第25章 End of Sorrow…
「なあ、あれって坂本じゃない?」
「嘘だろ? そんな筈ないって…」
そんな声が、客席のあちらこちら…、特に踊り子達の間からから上がる。
それもそうだ、ここにいる踊り子達の殆どは、かつてはプロのダンサーを目指していた奴らばかりだ。
ただどうにもならない事情であったり、途中で挫折したり…、それでも踊る場所を求めて、踊ることを諦めきれない自分を認めて欲しくて、ここに辿り着いた奴らだ。
そんな奴らが、長らく表舞台からは遠ざかっているとは言え、坂本を知らない筈がない。
驚嘆は勿論のこと、疑いの声が上がるのも当然のことだろう。
俺は坂本に目で合図を送ると、坂本は一つ咳払いをしてから、穏やかな…、でも判然たる口調で話し始めた。
一度でもダンサーを志した者ならば当然のように憧れの存在である坂本の言葉に、真剣に耳を傾けながら、それでも羨望の眼差しを向ける踊り子達。
勿論、真剣なのは踊り子達だけじゃあない、滝沢を始めとする劇場運営に関わるスタッフも同様に、だ。

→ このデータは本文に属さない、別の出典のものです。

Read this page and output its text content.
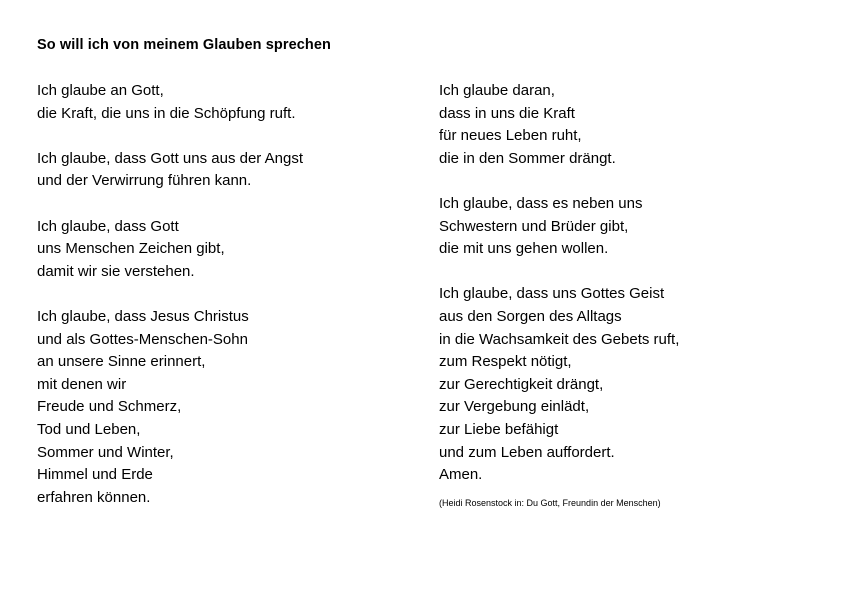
So will ich von meinem Glauben sprechen
Ich glaube an Gott,
die Kraft, die uns in die Schöpfung ruft.
Ich glaube, dass Gott uns aus der Angst
und der Verwirrung führen kann.
Ich glaube, dass Gott
uns Menschen Zeichen gibt,
damit wir sie verstehen.
Ich glaube, dass Jesus Christus
und als Gottes-Menschen-Sohn
an unsere Sinne erinnert,
mit denen wir
Freude und Schmerz,
Tod und Leben,
Sommer und Winter,
Himmel und Erde
erfahren können.
Ich glaube daran,
dass in uns die Kraft
für neues Leben ruht,
die in den Sommer drängt.
Ich glaube, dass es neben uns
Schwestern und Brüder gibt,
die mit uns gehen wollen.
Ich glaube, dass uns Gottes Geist
aus den Sorgen des Alltags
in die Wachsamkeit des Gebets ruft,
zum Respekt nötigt,
zur Gerechtigkeit drängt,
zur Vergebung einlädt,
zur Liebe befähigt
und zum Leben auffordert.
Amen.
(Heidi Rosenstock in: Du Gott, Freundin der Menschen)
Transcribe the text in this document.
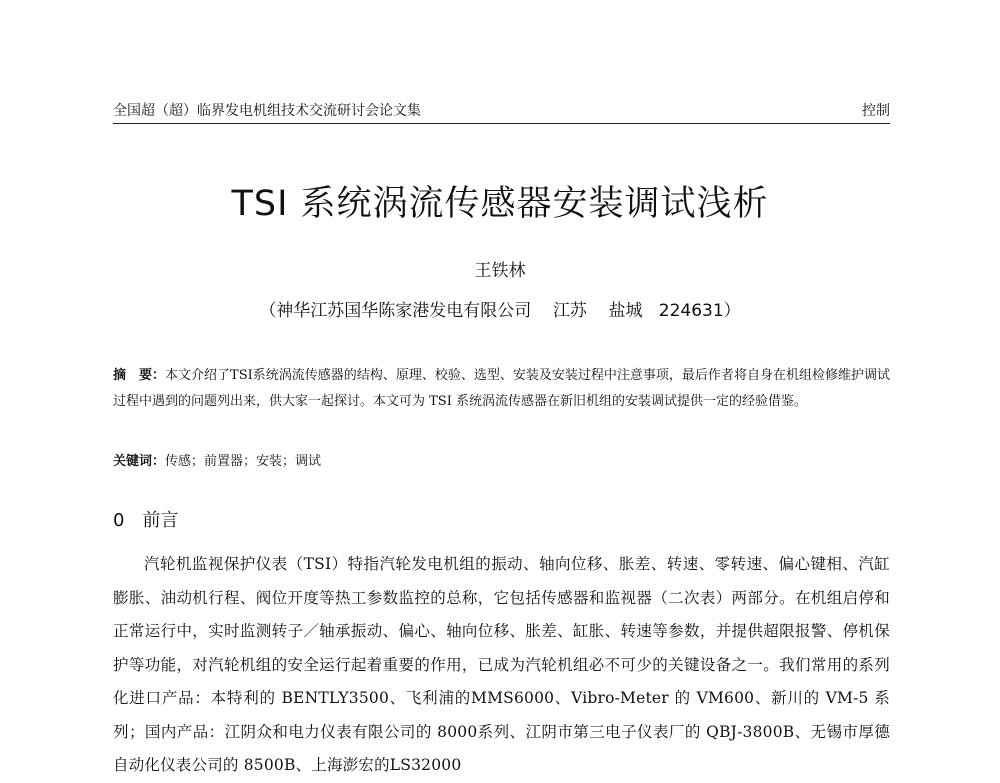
全国超（超）临界发电机组技术交流研讨会论文集	控制
TSI 系统涡流传感器安装调试浅析
王铁林
（神华江苏国华陈家港发电有限公司 江苏 盐城 224631）
摘　要：本文介绍了TSI系统涡流传感器的结构、原理、校验、选型、安装及安装过程中注意事项，最后作者将自身在机组检修维护调试过程中遇到的问题列出来，供大家一起探讨。本文可为 TSI 系统涡流传感器在新旧机组的安装调试提供一定的经验借鉴。
关键词：传感；前置器；安装；调试
0 前言
汽轮机监视保护仪表（TSI）特指汽轮发电机组的振动、轴向位移、胀差、转速、零转速、偏心键相、汽缸膨胀、油动机行程、阀位开度等热工参数监控的总称，它包括传感器和监视器（二次表）两部分。在机组启停和正常运行中，实时监测转子／轴承振动、偏心、轴向位移、胀差、缸胀、转速等参数，并提供超限报警、停机保护等功能，对汽轮机组的安全运行起着重要的作用，已成为汽轮机组必不可少的关键设备之一。我们常用的系列化进口产品：本特利的 BENTLY3500、飞利浦的MMS6000、Vibro-Meter 的 VM600、新川的 VM-5 系列；国内产品：江阴众和电力仪表有限公司的 8000系列、江阴市第三电子仪表厂的 QBJ-3800B、无锡市厚德自动化仪表公司的 8500B、上海澎宏的LS32000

坂本が、簡単な挨拶と、坂本自身が思い描く劇場の今後の展望を一通り話し終え、雅紀に場を譲る。
マイクを受け取った雅紀は、引き攣った笑顔のままマイクを口元に宛てた…ものの、未だに緊張しているのか、救いを求めるような目で俺を見つめてきやがる。
…ったく、これじゃ先が思いやられるな…
俺は雅紀に代わってマイクを握ると、困惑の色を浮かべる客席に向かった。
するとその時を待っていたかのように、幾つかの手が上がり、ステージ上は一転、質疑応答の場と変わった。
尤も、そうなることは最初から想定済みだし、ある程度の質問には答えられるだけの回答だって前以って準備はしてある。
だからそう大して慌てることもなかったが、支配人が変わること、そして何より劇場からストリップの看板が外れることが、期待は勿論のこと、これ程までに不安を与えることとは…実際思っていなかった。
俺は出来得る限りの誠意をもって質問に答えて行った。
結果、スタッフは元より、踊り子達の殆どからも賛同を得られたわけだが…
全ての説明を終えて支配人室に戻った時には、驚く程の疲労感に襲われていた。